Russell emphasises that the industry has no object to measures that will improve the stability of the European and global financial system.  ‘As investors in a large number of companies, of all sizes and in all sectors across Europe, the venture capital and private equity industry is supportive of measures that would address shortcomings in the financial system, manage systemic risk and improve the environment for European businesses,’ he says.

‘But none of the major reports into financial regulatory reform, including De Larosière and the G20, have identified private equity as posing a systemic risk. There is no clear rationale why middle market companies and their long-term backers will be made to suffer under proposals prompted by the failure of investment banks and designed for short-term trading funds.

‘These proposals merely heap unwarranted costs on value-creating parts of the economy at a time when these businesses are dealing with the effects of a severe economic downturn. They also impose rules on private-equity backed companies that will not be equally applied to their competitors owned by private investors falling outside the directive.

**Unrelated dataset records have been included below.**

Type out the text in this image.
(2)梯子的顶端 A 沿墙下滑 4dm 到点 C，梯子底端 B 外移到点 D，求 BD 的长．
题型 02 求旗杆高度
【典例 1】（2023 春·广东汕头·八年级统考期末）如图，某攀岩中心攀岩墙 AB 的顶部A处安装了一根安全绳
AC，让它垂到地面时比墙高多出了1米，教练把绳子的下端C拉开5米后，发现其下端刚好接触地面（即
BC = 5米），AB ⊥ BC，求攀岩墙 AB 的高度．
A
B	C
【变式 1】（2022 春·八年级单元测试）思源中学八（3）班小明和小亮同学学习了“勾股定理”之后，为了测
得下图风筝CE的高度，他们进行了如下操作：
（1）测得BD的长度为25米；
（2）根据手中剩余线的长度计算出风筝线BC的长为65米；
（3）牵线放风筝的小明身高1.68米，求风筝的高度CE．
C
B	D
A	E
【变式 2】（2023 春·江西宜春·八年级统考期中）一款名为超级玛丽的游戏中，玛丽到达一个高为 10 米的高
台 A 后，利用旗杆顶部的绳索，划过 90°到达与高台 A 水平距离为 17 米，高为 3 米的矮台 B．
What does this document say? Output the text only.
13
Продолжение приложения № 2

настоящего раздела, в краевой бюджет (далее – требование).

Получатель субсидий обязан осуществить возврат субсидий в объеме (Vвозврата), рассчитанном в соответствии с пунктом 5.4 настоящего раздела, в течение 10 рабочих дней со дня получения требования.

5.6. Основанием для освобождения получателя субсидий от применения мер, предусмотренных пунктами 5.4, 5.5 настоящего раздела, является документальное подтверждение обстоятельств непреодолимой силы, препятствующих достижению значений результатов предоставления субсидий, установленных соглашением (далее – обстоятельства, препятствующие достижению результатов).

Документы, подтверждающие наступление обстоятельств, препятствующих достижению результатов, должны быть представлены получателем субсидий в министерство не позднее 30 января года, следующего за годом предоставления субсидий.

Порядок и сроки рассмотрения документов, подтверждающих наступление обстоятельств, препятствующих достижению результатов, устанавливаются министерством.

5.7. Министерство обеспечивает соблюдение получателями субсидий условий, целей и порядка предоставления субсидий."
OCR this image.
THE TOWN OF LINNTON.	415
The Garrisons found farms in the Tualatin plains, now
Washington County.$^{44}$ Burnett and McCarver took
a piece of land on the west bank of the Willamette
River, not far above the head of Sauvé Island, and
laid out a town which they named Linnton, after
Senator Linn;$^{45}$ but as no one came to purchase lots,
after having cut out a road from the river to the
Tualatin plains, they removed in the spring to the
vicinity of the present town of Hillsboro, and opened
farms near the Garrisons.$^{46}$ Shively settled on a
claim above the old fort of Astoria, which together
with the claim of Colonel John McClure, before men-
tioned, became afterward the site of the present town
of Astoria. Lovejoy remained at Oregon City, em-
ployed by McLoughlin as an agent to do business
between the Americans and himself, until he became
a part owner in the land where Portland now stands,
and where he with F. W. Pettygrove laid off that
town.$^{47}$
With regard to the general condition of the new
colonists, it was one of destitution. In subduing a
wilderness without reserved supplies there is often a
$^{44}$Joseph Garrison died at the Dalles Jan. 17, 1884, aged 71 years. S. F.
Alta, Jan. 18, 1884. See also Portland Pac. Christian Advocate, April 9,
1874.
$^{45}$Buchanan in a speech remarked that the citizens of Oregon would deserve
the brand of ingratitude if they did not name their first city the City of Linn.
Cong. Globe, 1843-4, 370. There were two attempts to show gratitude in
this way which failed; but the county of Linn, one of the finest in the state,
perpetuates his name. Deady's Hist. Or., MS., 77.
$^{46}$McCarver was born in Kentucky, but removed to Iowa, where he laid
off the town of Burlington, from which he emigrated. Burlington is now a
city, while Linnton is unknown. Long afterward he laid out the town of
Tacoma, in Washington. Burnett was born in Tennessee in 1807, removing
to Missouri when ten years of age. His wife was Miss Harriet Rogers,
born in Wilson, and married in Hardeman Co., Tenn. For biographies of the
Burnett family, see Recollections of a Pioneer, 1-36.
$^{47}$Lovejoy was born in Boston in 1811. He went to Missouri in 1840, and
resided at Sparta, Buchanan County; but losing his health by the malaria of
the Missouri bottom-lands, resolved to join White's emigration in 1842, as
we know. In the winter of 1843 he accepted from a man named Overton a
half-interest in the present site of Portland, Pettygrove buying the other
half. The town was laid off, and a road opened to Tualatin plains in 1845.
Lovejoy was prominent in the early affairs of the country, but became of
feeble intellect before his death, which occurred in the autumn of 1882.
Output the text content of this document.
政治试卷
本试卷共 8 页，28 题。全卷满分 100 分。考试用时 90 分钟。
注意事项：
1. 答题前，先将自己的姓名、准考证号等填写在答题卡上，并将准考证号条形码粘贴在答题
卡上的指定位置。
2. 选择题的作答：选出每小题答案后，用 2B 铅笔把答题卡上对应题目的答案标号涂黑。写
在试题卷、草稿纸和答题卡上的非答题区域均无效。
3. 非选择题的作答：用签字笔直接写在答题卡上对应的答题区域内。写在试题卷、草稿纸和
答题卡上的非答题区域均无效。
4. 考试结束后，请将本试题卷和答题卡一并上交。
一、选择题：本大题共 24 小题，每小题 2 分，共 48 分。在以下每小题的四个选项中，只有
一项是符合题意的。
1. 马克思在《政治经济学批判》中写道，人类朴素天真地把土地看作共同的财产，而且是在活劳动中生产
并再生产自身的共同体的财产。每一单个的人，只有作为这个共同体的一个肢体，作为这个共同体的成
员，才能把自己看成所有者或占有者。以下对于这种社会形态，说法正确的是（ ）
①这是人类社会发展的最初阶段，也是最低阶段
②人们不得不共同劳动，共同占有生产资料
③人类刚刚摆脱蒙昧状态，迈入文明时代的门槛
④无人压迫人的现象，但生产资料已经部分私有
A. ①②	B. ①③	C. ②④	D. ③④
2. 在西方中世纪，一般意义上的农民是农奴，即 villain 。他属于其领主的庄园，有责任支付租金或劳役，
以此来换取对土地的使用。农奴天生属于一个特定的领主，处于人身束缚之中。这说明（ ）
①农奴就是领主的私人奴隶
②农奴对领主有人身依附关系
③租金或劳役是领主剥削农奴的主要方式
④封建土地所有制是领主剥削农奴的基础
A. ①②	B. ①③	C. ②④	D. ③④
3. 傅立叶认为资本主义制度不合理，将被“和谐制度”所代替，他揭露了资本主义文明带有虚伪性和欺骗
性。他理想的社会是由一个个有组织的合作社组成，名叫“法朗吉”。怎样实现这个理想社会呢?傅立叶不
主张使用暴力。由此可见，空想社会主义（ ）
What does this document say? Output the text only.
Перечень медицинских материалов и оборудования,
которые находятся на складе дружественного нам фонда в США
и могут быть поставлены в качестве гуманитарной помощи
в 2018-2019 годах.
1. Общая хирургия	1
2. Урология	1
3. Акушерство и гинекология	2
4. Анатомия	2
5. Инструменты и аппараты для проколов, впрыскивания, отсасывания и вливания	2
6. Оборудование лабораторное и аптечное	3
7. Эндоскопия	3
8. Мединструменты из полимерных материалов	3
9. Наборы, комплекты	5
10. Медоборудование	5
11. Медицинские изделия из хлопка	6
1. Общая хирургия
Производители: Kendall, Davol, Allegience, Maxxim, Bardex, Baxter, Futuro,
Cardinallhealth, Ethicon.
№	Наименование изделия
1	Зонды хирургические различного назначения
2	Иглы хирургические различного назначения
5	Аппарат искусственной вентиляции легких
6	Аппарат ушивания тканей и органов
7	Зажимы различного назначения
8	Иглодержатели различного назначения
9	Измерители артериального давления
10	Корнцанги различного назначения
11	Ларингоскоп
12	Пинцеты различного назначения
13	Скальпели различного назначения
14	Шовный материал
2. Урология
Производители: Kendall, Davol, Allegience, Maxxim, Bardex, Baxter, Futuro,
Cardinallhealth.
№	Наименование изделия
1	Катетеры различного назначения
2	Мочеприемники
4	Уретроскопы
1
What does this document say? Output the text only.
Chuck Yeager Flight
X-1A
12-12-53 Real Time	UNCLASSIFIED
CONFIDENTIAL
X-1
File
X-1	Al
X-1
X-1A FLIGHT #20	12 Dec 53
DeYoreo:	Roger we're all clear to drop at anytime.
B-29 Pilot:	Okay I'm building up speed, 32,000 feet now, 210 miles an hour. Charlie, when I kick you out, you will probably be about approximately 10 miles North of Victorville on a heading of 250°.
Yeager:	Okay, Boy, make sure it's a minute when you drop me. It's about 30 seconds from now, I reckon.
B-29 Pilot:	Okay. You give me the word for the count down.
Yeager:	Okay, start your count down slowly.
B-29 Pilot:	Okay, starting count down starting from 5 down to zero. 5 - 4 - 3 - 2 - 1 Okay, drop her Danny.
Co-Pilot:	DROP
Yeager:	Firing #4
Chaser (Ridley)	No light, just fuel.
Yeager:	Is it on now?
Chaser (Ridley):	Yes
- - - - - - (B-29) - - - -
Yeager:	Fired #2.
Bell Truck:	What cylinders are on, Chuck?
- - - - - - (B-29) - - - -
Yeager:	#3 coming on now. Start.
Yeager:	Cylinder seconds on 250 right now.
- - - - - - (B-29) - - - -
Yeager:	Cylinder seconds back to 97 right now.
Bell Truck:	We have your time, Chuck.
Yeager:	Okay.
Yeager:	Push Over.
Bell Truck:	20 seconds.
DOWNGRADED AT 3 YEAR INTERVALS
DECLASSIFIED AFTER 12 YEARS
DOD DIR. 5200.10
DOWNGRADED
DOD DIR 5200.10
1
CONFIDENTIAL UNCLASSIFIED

‘At a time of severe capital scarcity, any moves to hamper European businesses’ access to finance would be extremely misplaced. The Commission’s proposals hit the wrong people, at the wrong time, in the wrong way. We are eager to see the situation remedied during the legislative process, through the member states and the members of the European Parliament.’

Other members of the task force are Anne Holm Rannaleet of IK Investment Partners, Douwe Cosijn of 3i, Dörte Hoppner of BVK, Pierre de Fouquet of AFIC, Nickolas Reinhardt of Fleishman-Hillard, Javier Echarri of the EVCA, Simon Walker of the British Private Equity and Venture Capital Association, Uli Fricke of Triangle Venture Capital and Vincenzo Morelli of TPG Capital.